Search code examples
ibm-watsonretrieve-and-rank

Why does Retrieve and Rank ignore my indexes when querying a collection?


We have a Solr collection in Retrieve and Rank which contains, among others, a field called document_sub_type. This field is indexed in the Solr schema, but does not have a field type value (I understand that fields intended to be used by the ranker must have a field type value of "Watson_text_en"; this field does not). We want to filter results on this document_sub_type metadata field.

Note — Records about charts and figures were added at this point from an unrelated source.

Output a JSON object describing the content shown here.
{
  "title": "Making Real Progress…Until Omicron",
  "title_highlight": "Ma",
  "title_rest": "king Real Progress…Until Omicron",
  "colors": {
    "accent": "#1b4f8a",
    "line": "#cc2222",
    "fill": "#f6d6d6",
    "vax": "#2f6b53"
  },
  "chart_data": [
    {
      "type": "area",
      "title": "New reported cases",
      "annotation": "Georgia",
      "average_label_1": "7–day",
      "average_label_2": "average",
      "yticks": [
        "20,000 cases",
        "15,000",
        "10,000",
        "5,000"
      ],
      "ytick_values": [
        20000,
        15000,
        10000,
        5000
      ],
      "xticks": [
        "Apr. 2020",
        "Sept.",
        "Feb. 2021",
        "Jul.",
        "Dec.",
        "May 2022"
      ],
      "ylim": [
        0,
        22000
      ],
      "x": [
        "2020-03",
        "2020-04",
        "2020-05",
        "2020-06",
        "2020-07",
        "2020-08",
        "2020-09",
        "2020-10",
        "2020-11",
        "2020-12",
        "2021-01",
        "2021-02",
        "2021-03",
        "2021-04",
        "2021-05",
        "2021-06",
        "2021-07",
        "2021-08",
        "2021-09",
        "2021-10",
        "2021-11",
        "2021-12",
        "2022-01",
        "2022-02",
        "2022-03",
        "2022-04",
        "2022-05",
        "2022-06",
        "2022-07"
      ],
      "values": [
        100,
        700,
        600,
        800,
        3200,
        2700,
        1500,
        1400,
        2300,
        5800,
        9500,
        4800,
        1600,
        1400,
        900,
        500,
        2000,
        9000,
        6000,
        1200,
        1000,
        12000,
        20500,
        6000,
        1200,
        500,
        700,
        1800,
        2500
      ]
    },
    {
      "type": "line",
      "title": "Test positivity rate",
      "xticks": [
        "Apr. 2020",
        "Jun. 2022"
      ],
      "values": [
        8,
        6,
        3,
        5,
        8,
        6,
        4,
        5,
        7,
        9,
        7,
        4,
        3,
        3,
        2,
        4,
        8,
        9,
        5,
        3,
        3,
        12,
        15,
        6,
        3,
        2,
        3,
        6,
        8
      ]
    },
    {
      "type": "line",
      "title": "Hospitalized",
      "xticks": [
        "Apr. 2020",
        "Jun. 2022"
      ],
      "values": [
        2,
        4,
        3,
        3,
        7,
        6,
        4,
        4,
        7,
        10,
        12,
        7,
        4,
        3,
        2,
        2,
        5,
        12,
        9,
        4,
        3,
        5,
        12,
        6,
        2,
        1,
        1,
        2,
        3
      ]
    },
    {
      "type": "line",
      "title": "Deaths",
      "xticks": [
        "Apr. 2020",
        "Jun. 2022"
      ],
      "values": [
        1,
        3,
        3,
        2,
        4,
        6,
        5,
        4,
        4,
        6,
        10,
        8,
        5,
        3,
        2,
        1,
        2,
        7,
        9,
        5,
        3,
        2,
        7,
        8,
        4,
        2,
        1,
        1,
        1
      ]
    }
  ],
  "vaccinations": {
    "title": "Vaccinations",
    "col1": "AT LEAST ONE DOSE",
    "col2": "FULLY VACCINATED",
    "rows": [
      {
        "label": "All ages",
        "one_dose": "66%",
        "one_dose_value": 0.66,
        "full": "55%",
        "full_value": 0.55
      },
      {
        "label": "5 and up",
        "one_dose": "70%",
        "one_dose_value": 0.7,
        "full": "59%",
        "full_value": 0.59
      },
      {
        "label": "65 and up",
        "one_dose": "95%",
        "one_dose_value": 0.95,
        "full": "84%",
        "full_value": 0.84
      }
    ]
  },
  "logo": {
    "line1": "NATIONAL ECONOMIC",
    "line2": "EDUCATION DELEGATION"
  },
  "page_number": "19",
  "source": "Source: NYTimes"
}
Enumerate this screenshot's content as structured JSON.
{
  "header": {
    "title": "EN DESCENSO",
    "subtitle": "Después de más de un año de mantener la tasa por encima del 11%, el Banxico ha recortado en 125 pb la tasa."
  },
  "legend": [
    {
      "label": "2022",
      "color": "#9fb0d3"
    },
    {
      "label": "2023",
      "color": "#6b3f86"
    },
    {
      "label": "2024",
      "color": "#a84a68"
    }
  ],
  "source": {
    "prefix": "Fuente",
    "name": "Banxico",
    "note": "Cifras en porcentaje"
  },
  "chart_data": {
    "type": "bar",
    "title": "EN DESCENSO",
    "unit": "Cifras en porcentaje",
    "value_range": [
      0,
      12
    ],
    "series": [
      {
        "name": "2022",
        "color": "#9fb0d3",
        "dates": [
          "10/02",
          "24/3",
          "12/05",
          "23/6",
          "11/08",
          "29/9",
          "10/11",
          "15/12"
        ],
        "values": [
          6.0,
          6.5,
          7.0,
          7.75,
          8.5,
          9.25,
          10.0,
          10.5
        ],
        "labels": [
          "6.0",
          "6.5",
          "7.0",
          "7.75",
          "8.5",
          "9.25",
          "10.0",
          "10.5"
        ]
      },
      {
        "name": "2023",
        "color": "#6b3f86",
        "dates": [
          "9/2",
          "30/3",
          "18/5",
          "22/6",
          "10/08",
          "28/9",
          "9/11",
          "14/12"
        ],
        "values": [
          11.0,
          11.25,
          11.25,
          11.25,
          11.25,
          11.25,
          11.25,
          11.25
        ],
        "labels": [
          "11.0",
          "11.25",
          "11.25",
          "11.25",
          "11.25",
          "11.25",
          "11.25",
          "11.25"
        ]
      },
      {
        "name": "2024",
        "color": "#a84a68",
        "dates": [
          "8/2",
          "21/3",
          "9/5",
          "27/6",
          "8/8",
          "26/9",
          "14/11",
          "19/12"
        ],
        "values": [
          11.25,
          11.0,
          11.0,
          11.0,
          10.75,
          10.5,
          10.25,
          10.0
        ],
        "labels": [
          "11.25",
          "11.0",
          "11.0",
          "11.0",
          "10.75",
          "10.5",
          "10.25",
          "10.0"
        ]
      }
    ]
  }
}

If I send the query power systems client reference AND (document_sub_type:"Client Reference*" OR document_sub_type:"Case Study*") to the /select endpoint of R&R, I get back only documents with a document_sub_type value of "Client Reference Book" or "Client Reference Brief", just as expected. However, if I send the same query to the /fcselect endpoint, the returned documents have a document_sub_type value that could apparently contain any value.

I will admit that our ranker is not fully trained, but this occurs even if we omit the ranker from the query.

Why does /fcselect ignore the metadata part of the query?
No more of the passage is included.